Writing Prompt: The shirt was ruined.

Good morning everyone. As today is my birthday, I will be posting and then taking myself off for a fun and relaxing day. No big plans, just not going to work on my birthday. It is my annual present to myself. But the coffee is brewing so before I take off for parts unknown for the day, lets jump into the morning prompt.

I think I may play with the idea of someone finally realizing that bullies aren’t going to change and that she needs to make a break for herself. I think I would go back further and add in some sticky connections as well. It is more a glimmer of an idea than any actual story line. But it could be interesting to play with.

Thursday, June 27th: The shirt was ruined.

The shirt was ruined.  I stared in the large bathroom mirror and surveyed the damage.  The wine stain was prominent.  There was always the possibility that one of the homemade remedies I learned from my grandmother might help, but I doubted it.  I suspected that even the drycleaners would be hard pressed to get every trace of the Burgundy out of the white silk. 

‘Even if they could, there are still the tears.’  I looked at the slash parks in the sleeve.  A couple I thought I might get away with stitching up, using the tiniest most delicate stitches I could manage.  The others would show no matter how careful I was. 

‘It is only a shirt,’ I reminded myself, even though I wanted to cry. ‘Material things don’t matter.’

I knew that I would live without this shirt, except that I saved up to buy it, specially ordered it and this was the first time I had been able to wear it.  I didn’t often buy new clothes.  I tended to wear what I had until it couldn’t be worn any more and then I often shopped at second hand stores.  It wasn’t that I couldn’t afford to purchase new if I wanted.
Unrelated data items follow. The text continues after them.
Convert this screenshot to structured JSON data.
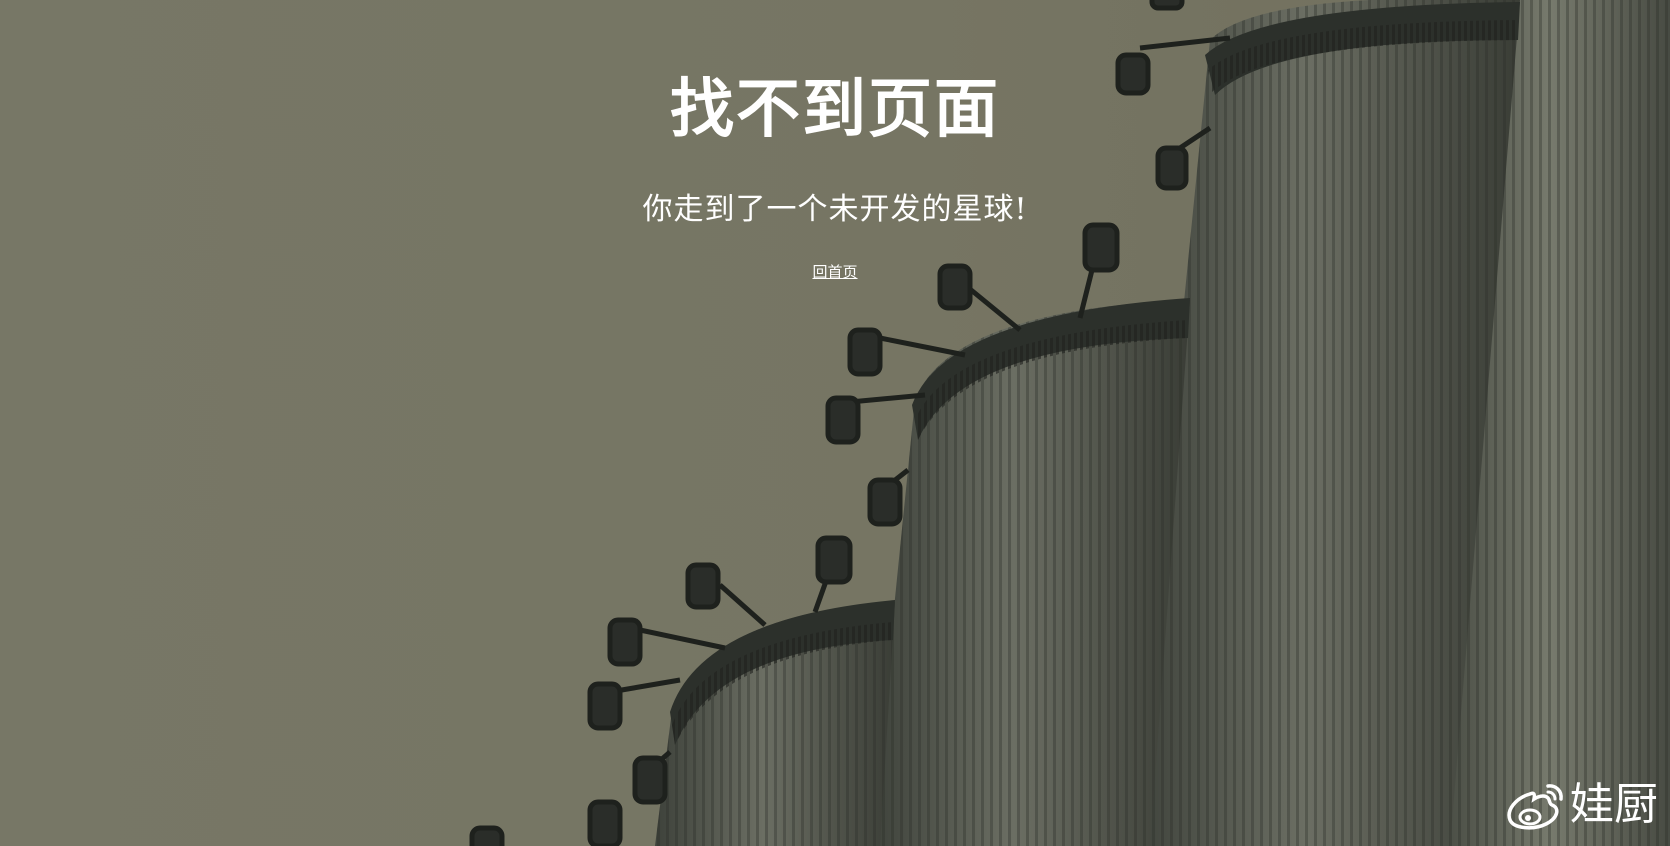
{
  "error": {
    "title": "找不到页面",
    "subtitle": "你走到了一个未开发的星球!",
    "home_link_label": "回首页"
  },
  "watermark": {
    "icon": "weibo-icon",
    "text": "娃厨"
  },
  "colors": {
    "background": "#777766",
    "silo_dark": "#2c302b",
    "silo_mid": "#4a4e45",
    "text": "#ffffff"
  }
}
A shirt this expensive would be a stretch, but I could manage. I simply didn’t are for disposable fashion.  For this shirt I made an exception. 

To afford it, as well as to make myself feel better about buying new instead of repurposing existing garments, I gave up eating out for a full month.  I knew at the end of the month I would have to go to a large dinner at a high-end restaurant so I thought it would work well.  I would skip eating out, buy the shirt and wear it to the first dining out I had done in a while.

It seemed like a good plan.  Not that I told anyone.

Yet somehow, the shirt seemed to signal to my step sisters that it was time to behave badly.  Christy got me with the wine and Daphne practically shredded the sleeve.  I dropped the paper towels in the trash can.  I knew that in the morning there would be an envelope delivered to my apartment.  It would contain a check for twice the amount I paid for the shirt.  I knew it would be signed by my father and that there would be no note.  There would never be an apology and the shirt would never be mentioned again.

‘It is the way things are done,’ I thought to myself. 

It is what happened the six months before when Christy snapped the chain of my necklace.  And the year prior when Daphne burned a hole in my trousers with her cigarette. There was a litany of items destroyed and reimbursement checks issued. Somehow I thought tonight was going to be different.